Ho riportato il pensiero di Scalfari perché ritengo che stia proprio lì la differenza fra un pensiero come quello marxista rispetto a quello liberale-capitalistico. Il primo non tiene conto della natura umana e dà vita ad una filosofia utopica che, quando cerca di costruire dei modelli economici di convivenza tra gli esseri umani, dà vita a regimi necessariamente dittatoriali proprio a causa della difficoltà di ottenere un consenso generalizzato su principi di uguaglianza che contrastano non con i bisogni degli uomini, ma probabilmente con i loro desideri ulteriori.
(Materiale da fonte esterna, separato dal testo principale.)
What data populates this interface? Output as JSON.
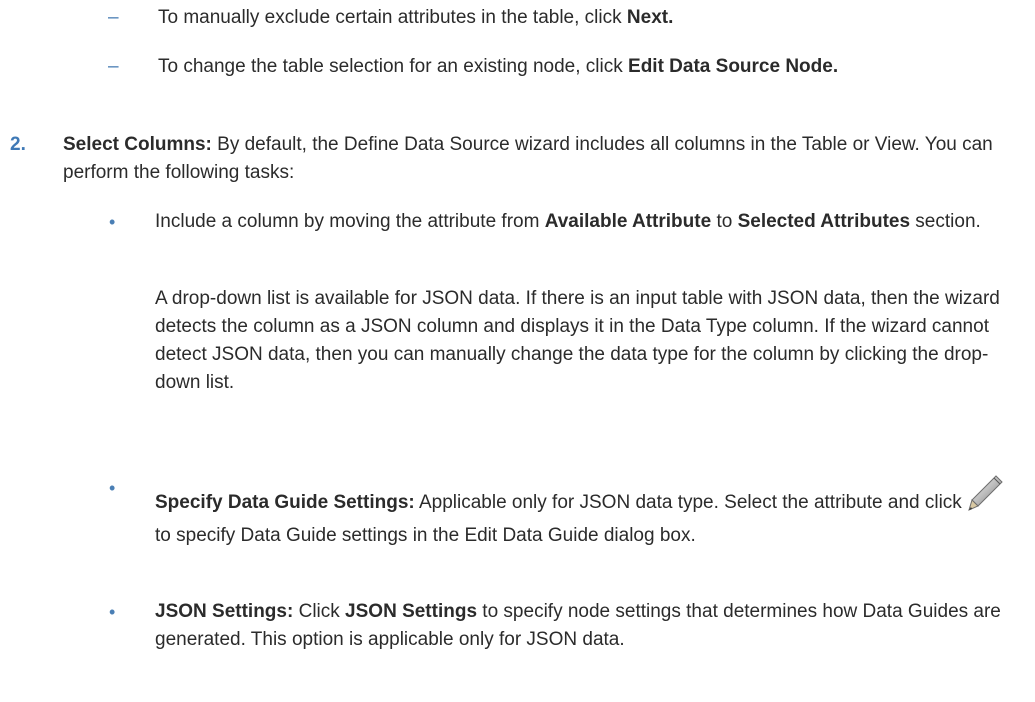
{
  "dash_items": [
    {
      "mark": "–",
      "text_before": "To manually exclude certain attributes in the table, click ",
      "bold": "Next.",
      "text_after": ""
    },
    {
      "mark": "–",
      "text_before": "To change the table selection for an existing node, click ",
      "bold": "Edit Data Source Node.",
      "text_after": ""
    }
  ],
  "step2": {
    "number": "2.",
    "bold": "Select Columns:",
    "text": " By default, the Define Data Source wizard includes all columns in the Table or View. You can perform the following tasks:"
  },
  "bullets": [
    {
      "mark": "•",
      "text_before": "Include a column by moving the attribute from ",
      "bold1": "Available Attribute",
      "text_mid": " to ",
      "bold2": "Selected Attributes",
      "text_after": " section."
    },
    {
      "mark": "•",
      "bold": "Specify Data Guide Settings:",
      "text_before_icon": " Applicable only for JSON data type. Select the attribute and click",
      "icon": "pencil-icon",
      "text_after_icon": "to specify Data Guide settings in the Edit Data Guide dialog box."
    },
    {
      "mark": "•",
      "bold1": "JSON Settings:",
      "text_before": " Click ",
      "bold2": "JSON Settings",
      "text_after": " to specify node settings that determines how Data Guides are generated. This option is applicable only for JSON data."
    }
  ],
  "json_paragraph": "A drop-down list is available for JSON data. If there is an input table with JSON data, then the wizard detects the column as a JSON column and displays it in the Data Type column. If the wizard cannot detect JSON data, then you can manually change the data type for the column by clicking the drop-down list."
}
Piketty invece, come detto, sta “dentro” il modello capitalistico. Ha radici culturali e filosofiche analoghe a quelle sintetizzate da Scalfari. Lavora all’interno di un modello cercando di migliorarlo e proponendo soluzioni per combattere l’attuale nemico numero uno: l’eccesso di concentrazione di ricchezze in mano a troppo pochi individui. Immagina interventi come: “1.Investimenti pubblici in scuole di alta qualità e in infrastrutture adeguate per tutti; 2. Università pubbliche gratuite e istruzione tecnica di alta qualità per tutti; 3. Un sistema sanitario pubblico per tutti; 4. Imposte più elevate sui ricchi allo scopo di finanziare queste maggiori spese; 5. Usare l’Antitrust per spezzare i grandi monopoli (Big Tech, Big Pharma, ecc.); 6. Eliminare la Big Money dalla politica, i finanziamenti dei ricchi e delle grandi imprese”. Un programma sostanzialmente analogo a quello attualmente proposto dai democratici americani nell’era Trump.
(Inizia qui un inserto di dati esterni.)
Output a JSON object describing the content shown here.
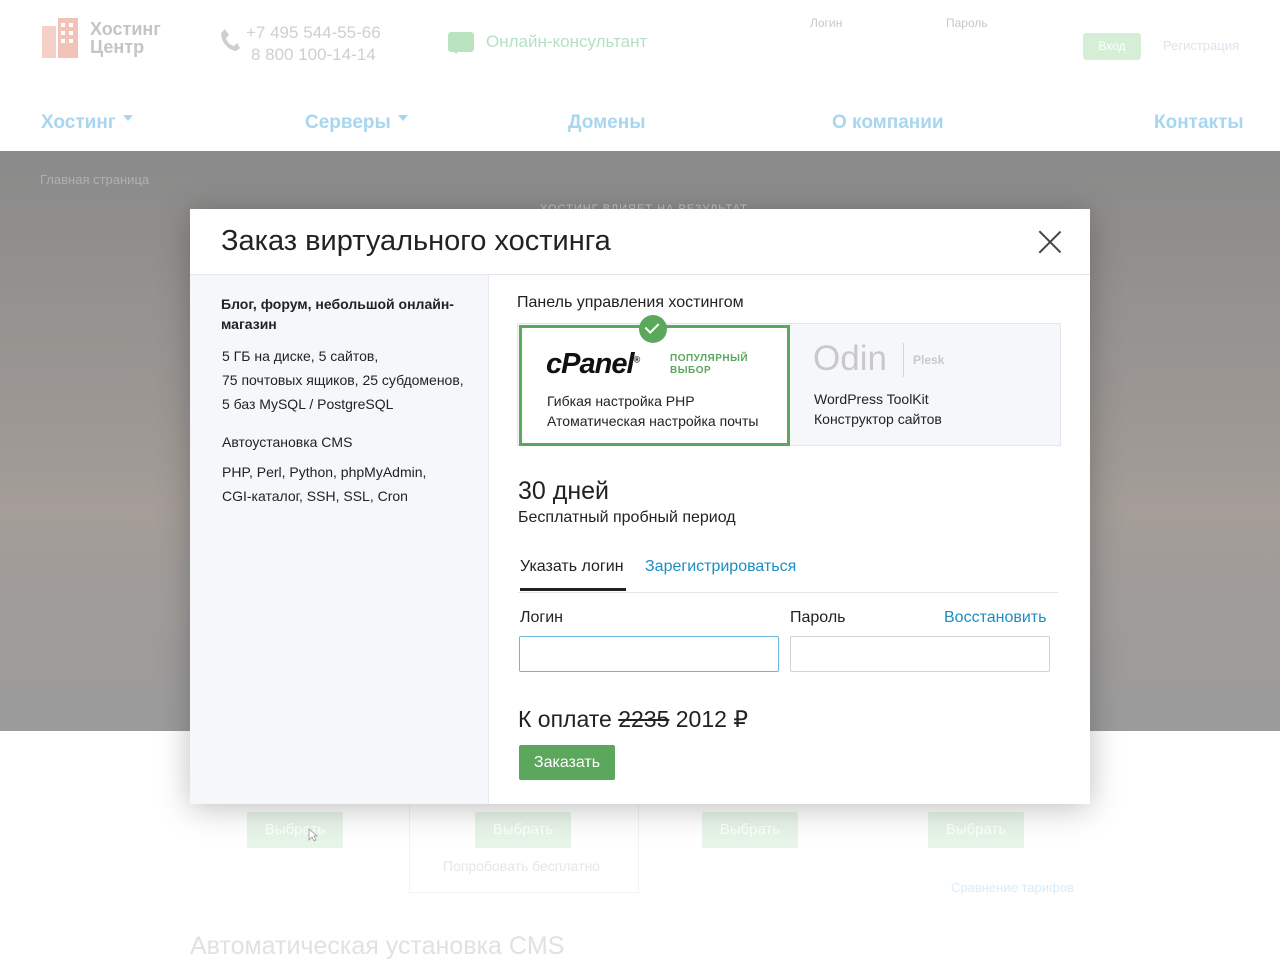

Qui sta il punto centrale delle differenze tra i due pensatori, ma è indubbio che per consapevolezza delle sofferenze umane, conoscenza di nuove modalità di coesione e capacità di analisi approfondita del contesto in cui viviamo, Thomas Piketty si candida ad essere un “riparatore” del capitalismo da ascoltare e da cercare di tradurre in pratica.